新品時は仮の姿だった! 交換後「慣らし」を経て真価を発揮するクルマのパーツ3選

この記事をまとめると

■「慣らし」が必要なパーツをピックアップ

■あまり馴染みがないが、「車高調キット」も慣らしという期間が存在する

■オイルに関しても新品よりも少し熱を入れたくらいの方が性能が発揮できると言われている

「新品だから即OK」とはいかないパーツのハナシ

新車はエンジンの慣らしをするとかしないとか論があるが、自動車メーカーから指定されていることもあるので「エンジンの慣らし」は確実に存在する。また、エンジン以外にも慣らしをしたほうがよいパーツもじつはあるのだ。

1)車高調キット

 車高調だけに限らず純正サスペンションにも共通して言えることだが、じつは慣らしが必要だ。とはいえ、特別な運転が必要なわけではなく、正確に言えば馴染んでくるとフィーリングが変わってくるのだ。これはゴム製シールが馴染んで抵抗が減るとか、シリンダー内部が研磨されることでスムースになるといった影響によって、徐々に動きが滑らかにになってくるからだ。
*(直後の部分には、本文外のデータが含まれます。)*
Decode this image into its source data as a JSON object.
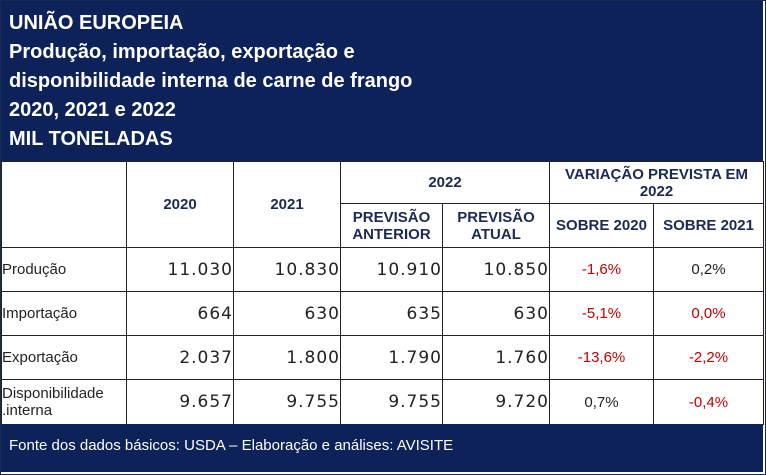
{
  "header": {
    "lines": [
      "UNIÃO EUROPEIA",
      "Produção, importação, exportação e",
      "disponibilidade interna de carne de frango",
      "2020, 2021 e 2022",
      "MIL TONELADAS"
    ]
  },
  "table": {
    "col_2020": "2020",
    "col_2021": "2021",
    "col_2022": "2022",
    "col_variacao": "VARIAÇÃO PREVISTA EM 2022",
    "sub_previsao_anterior": "PREVISÃO ANTERIOR",
    "sub_previsao_atual": "PREVISÃO ATUAL",
    "sub_sobre_2020": "SOBRE 2020",
    "sub_sobre_2021": "SOBRE 2021",
    "rows": [
      {
        "label": "Produção",
        "v2020": "11.030",
        "v2021": "10.830",
        "prev_ant": "10.910",
        "prev_atual": "10.850",
        "var2020": "-1,6%",
        "var2021": "0,2%"
      },
      {
        "label": "Importação",
        "v2020": "664",
        "v2021": "630",
        "prev_ant": "635",
        "prev_atual": "630",
        "var2020": "-5,1%",
        "var2021": "0,0%"
      },
      {
        "label": "Exportação",
        "v2020": "2.037",
        "v2021": "1.800",
        "prev_ant": "1.790",
        "prev_atual": "1.760",
        "var2020": "-13,6%",
        "var2021": "-2,2%"
      },
      {
        "label": "Disponibilidade .interna",
        "v2020": "9.657",
        "v2021": "9.755",
        "prev_ant": "9.755",
        "prev_atual": "9.720",
        "var2020": "0,7%",
        "var2021": "-0,4%"
      }
    ]
  },
  "colors": {
    "var2020": [
      "red",
      "red",
      "red",
      "black"
    ],
    "var2021": [
      "black",
      "red",
      "red",
      "red"
    ]
  },
  "footer": {
    "source": "Fonte dos dados básicos: USDA – Elaboração e análises: AVISITE"
  }
}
 また、スプリングも同様で、新品時から馴染むとやや車高も下がるし、段差でのあたりもソフトに感じられるようになってくる。

 先代86/BRZのワンメイクレースでは、サスペンションがTRD製に指定されていてスプリングも交換できなかった。そもそもかなりソフトな設定で少しでも張りのある状態のほうがタイムが出しやすいということで、有力チームは毎戦新品サスペンションを投入していたという情報もあるほど。

 一般的には、500~1500kmくらい走ると馴染んできて、乗り心地もよくなってくる。その状態がそのサスペンションの本来の性能なので、取り付けた直後のフィーリングだけで良し悪しを判断しないほうが良いだろう。

2)ブレーキパッド

 パッドはまずローターと馴染ませる必要がある。とくに中古ローターに新品パッドを取り付けると、少なからず中古ローターは表面がデコボコしているので、そこにフラットな新品パッドを取り付けると最初は接触する面積が少なく本来の性能を発揮できない。少し当たりがつくまで距離が必要だ。とはいえ、特別な操作は必要なく、普通に街乗りしていれば大丈夫。

 パッドの焼入れが必要という話もあるが、基本的には不要だ。無理に温度を上げる必要はなく、普通に乗れば大丈夫。早めにパッド本来の性能を出したいなら、短時間ギュッと踏むよりも、フルブレーキの半分以下の強さで長く減速するのがオススメ。ある程度の速度から踏力一定で「ギューーーーーン」と踏むイメージだ。

 距離でいうと、ブレーキを踏まずに高速道路をいくら走ってもブレーキはなじまないのでなんとも言えないが、街乗りだったら100kmも走れば十分にパッドは馴染んでくれるだろう。

 サーキット用パッドだと一度温度を上げることで、パッド内部の樹脂などを焼いて、そこから出るガスを排出。そうすると、そのあとフェードしにくくなるので、意図的に温度を上げることもある。そのときも全開で踏むと言うよりギューッと長く優しく踏んで行くと綺麗に皮膜を作りつつ温度を上げることができる。

3)オイル関係

 オイルは慣らしが特別必要ではないが、新品を入れた瞬間から効果があるわけではなく、ある程度温度が上がった状態を使うことでそのオイル本来の性能を発揮することがあるのだ。

 とくにミッションやデフオイルだとその傾向が強い。過去にLSD装着車でオイルと相性が合わず、交差点を曲がるときにバキバキとチャタリング音が発生したことがある。そこですぐにいつも使っているオイルに戻すと、チャタリングが収まり、1000kmほど走ったところでスムースにコーナリングできるようになった。

 それくらい、新しいオイルが効果を発揮するまでに距離が掛かることもある。入れた瞬間にそのオイルの優劣を判断するのではなく、しばらく使ってみてオイルの性能を判断してみてもらいたい。